Davis can help the return game, but the Jets should keep an eye on Virginia’s Joe Reed as the afternoon wears on. Reed not only became a return game legend in the ACC (his 3,042 yards are second all-time), but he can also help the offense as a slot receiver (14 touchdown catches over the last two seasons).
The Jets’ foreseeable future at the running back spot begins and ends with Le’Veon Bell…especially when you consider what they’re paying him. But Bell will need a spell option as the Jets press on. Bilal Powell and Ty Montgomery are still free agents, and modern Bell understudies include Trenton Cannon and Kenneth Dixon. With the offensive line possibly on its way to rejuvenation, it could be a good time to be a Jets running back.
A name to keep an eye on is Patrick Taylor from Memphis. An injury cost him a portion of his senior season, but he was a consistent short-yardage and red zone prescience. Other steals behind the quarterback could include FCS stud James Robinson from Illinois State and Javon Leake of Maryland, who can also insert himself into the return game picture as well.

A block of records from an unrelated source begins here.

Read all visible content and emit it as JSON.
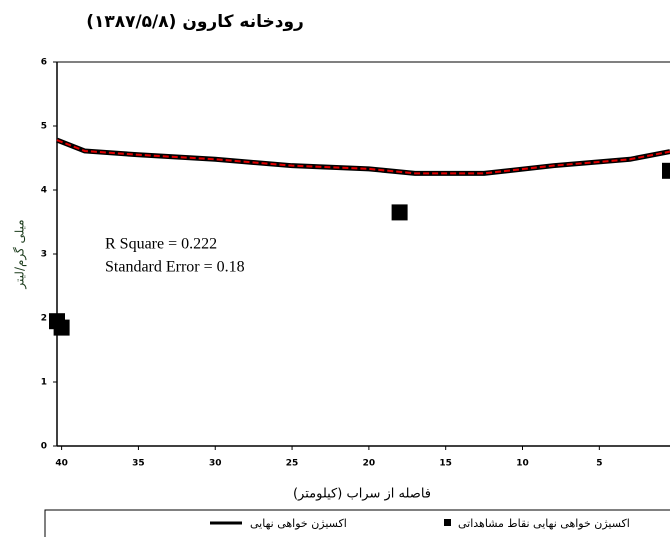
{
  "chart_data": {
    "type": "line",
    "title": "رودخانه کارون (۱۳۸۷/۵/۸)",
    "x_label": "فاصله از سراب (کیلومتر)",
    "y_label": "میلی گرم/لیتر",
    "annotations": [
      "R Square = 0.222",
      "Standard Error = 0.18"
    ],
    "xlim": [
      40.3,
      0.4
    ],
    "xticks": [
      40,
      35,
      30,
      25,
      20,
      15,
      10,
      5
    ],
    "ylim": [
      0,
      6
    ],
    "yticks": [
      0,
      1,
      2,
      3,
      4,
      5,
      6
    ],
    "series": [
      {
        "name": "اکسیژن خواهی نهایی",
        "mark": "line",
        "color": "#000000",
        "dash_color": "#e00000",
        "x": [
          40.3,
          38.5,
          35,
          30,
          25,
          20,
          17,
          12.5,
          8,
          3,
          0.4
        ],
        "values": [
          4.78,
          4.61,
          4.55,
          4.48,
          4.38,
          4.33,
          4.26,
          4.26,
          4.38,
          4.48,
          4.6
        ]
      },
      {
        "name": "اکسیژن خواهی نهایی نقاط مشاهداتی",
        "mark": "point",
        "color": "#000000",
        "x": [
          40.3,
          40,
          18,
          0.4
        ],
        "values": [
          1.95,
          1.85,
          3.65,
          4.3
        ]
      }
    ]
  }
}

New Faces at Familiar Places
Over the first two days of the draft, the Jets have shored up several need positions. Some say the Jets have been the robbers of the 2020 draft, beneficiaries of the respective falls of Mekhi Becton and Denzel Mims, allowing them to upgrade their blocking and receiving. Could day three continue that trend?

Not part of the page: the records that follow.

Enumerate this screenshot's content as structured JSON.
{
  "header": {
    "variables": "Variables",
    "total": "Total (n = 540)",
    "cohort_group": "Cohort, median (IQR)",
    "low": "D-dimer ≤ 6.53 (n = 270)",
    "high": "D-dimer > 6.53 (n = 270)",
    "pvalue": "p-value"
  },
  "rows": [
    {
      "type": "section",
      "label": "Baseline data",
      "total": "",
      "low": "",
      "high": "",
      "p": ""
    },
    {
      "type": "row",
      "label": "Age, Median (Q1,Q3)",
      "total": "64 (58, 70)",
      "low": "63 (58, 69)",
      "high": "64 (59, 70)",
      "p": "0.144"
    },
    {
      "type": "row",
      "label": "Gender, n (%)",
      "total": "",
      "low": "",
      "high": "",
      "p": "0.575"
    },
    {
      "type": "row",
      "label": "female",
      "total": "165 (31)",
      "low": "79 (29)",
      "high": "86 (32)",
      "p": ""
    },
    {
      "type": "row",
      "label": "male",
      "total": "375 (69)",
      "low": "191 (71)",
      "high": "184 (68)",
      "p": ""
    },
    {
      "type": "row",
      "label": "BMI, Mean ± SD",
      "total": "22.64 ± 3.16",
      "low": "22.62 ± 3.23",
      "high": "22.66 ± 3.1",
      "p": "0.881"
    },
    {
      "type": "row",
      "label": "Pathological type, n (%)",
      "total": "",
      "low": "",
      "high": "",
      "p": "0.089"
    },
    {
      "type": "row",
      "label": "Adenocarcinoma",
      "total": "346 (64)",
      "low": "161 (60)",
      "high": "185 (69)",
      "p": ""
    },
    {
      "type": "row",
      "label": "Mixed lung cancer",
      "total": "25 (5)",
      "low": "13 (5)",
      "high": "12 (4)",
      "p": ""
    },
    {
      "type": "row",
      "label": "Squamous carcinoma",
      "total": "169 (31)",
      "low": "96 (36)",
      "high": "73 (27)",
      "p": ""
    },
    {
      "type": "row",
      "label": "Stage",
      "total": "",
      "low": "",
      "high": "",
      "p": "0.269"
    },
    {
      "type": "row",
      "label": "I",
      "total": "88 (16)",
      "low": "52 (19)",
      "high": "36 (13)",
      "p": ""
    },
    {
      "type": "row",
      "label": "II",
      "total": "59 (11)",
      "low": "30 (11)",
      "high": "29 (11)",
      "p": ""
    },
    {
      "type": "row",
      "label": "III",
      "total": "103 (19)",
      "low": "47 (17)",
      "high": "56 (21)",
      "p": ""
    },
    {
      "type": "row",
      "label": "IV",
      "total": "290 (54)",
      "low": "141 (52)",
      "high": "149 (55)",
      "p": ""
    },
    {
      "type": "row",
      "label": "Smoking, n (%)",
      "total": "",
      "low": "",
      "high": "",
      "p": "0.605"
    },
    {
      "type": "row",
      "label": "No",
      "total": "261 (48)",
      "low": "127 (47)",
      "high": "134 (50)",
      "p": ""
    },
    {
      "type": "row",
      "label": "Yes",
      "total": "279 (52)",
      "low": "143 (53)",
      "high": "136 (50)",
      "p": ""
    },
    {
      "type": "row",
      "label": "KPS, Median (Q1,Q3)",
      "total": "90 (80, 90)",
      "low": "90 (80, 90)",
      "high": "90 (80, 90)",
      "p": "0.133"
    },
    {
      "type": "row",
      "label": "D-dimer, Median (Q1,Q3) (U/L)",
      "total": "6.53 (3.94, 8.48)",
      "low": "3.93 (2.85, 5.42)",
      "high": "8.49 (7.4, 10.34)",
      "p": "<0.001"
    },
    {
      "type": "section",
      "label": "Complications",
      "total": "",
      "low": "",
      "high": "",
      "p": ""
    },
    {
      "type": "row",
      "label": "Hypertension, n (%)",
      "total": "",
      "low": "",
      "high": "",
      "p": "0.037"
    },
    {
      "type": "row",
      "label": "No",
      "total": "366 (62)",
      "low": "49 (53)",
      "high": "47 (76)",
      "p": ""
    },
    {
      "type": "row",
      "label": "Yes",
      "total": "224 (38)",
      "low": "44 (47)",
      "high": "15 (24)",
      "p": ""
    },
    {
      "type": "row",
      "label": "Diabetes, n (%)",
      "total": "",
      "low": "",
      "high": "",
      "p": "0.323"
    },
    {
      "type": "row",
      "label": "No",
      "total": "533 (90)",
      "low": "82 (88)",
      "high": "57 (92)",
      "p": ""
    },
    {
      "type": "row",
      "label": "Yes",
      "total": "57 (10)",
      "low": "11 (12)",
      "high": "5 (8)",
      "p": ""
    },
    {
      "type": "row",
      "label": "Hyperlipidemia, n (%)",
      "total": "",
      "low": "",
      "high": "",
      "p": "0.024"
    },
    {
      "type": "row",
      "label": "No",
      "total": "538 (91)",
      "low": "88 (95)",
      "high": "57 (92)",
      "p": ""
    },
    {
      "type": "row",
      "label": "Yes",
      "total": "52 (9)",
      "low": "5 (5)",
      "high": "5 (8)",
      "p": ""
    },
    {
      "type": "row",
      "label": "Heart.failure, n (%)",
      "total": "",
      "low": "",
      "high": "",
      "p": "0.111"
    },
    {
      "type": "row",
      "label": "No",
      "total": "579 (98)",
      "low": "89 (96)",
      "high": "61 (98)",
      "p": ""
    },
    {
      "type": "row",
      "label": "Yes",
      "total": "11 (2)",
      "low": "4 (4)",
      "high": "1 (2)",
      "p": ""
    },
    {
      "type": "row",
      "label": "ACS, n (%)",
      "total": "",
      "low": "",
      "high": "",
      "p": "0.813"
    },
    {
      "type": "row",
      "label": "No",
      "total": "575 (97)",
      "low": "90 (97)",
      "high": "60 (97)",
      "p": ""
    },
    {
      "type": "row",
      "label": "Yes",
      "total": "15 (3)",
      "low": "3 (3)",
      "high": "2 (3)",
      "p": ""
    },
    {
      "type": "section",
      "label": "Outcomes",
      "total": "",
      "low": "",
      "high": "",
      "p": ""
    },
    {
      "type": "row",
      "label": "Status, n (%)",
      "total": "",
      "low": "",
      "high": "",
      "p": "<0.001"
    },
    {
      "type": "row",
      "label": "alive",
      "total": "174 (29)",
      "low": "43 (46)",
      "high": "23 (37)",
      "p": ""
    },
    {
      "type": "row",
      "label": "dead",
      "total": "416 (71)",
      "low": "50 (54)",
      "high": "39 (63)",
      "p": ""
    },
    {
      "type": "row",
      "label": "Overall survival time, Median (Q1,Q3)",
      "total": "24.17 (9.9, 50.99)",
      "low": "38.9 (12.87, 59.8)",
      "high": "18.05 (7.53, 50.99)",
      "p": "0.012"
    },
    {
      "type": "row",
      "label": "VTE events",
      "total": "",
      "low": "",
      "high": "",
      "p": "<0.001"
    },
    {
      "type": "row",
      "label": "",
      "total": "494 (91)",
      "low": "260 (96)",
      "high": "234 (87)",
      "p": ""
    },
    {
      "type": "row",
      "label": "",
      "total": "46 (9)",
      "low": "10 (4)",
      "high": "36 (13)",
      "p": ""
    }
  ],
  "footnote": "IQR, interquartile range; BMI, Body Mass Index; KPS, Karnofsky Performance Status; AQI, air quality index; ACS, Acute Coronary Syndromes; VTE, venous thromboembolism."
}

While there’s no denying the Jets have improved, at least on paper, but the extra draft capital could allow them to revisit positions already addressed. They definitely need a cornerback (Virgina’s Bryce Hall and Notre Dame’s Troy Pride will probably be on the board when they make their trio of selections in the 120s), but their wheeling and dealing at the virtual draft table has allowed them to be repetitive.
Another small school wonder to look out for Division III interior blocker Ben Bartch. Their interior depth is desperate need of replenishment, after all, and the Jets have yet to make a selection in the department. The ridiculously deep receiver class also continues to make itself known. Donovan Peoples-Jones may be worth a look, as would Liberty’s Antonio Golden-Gandy.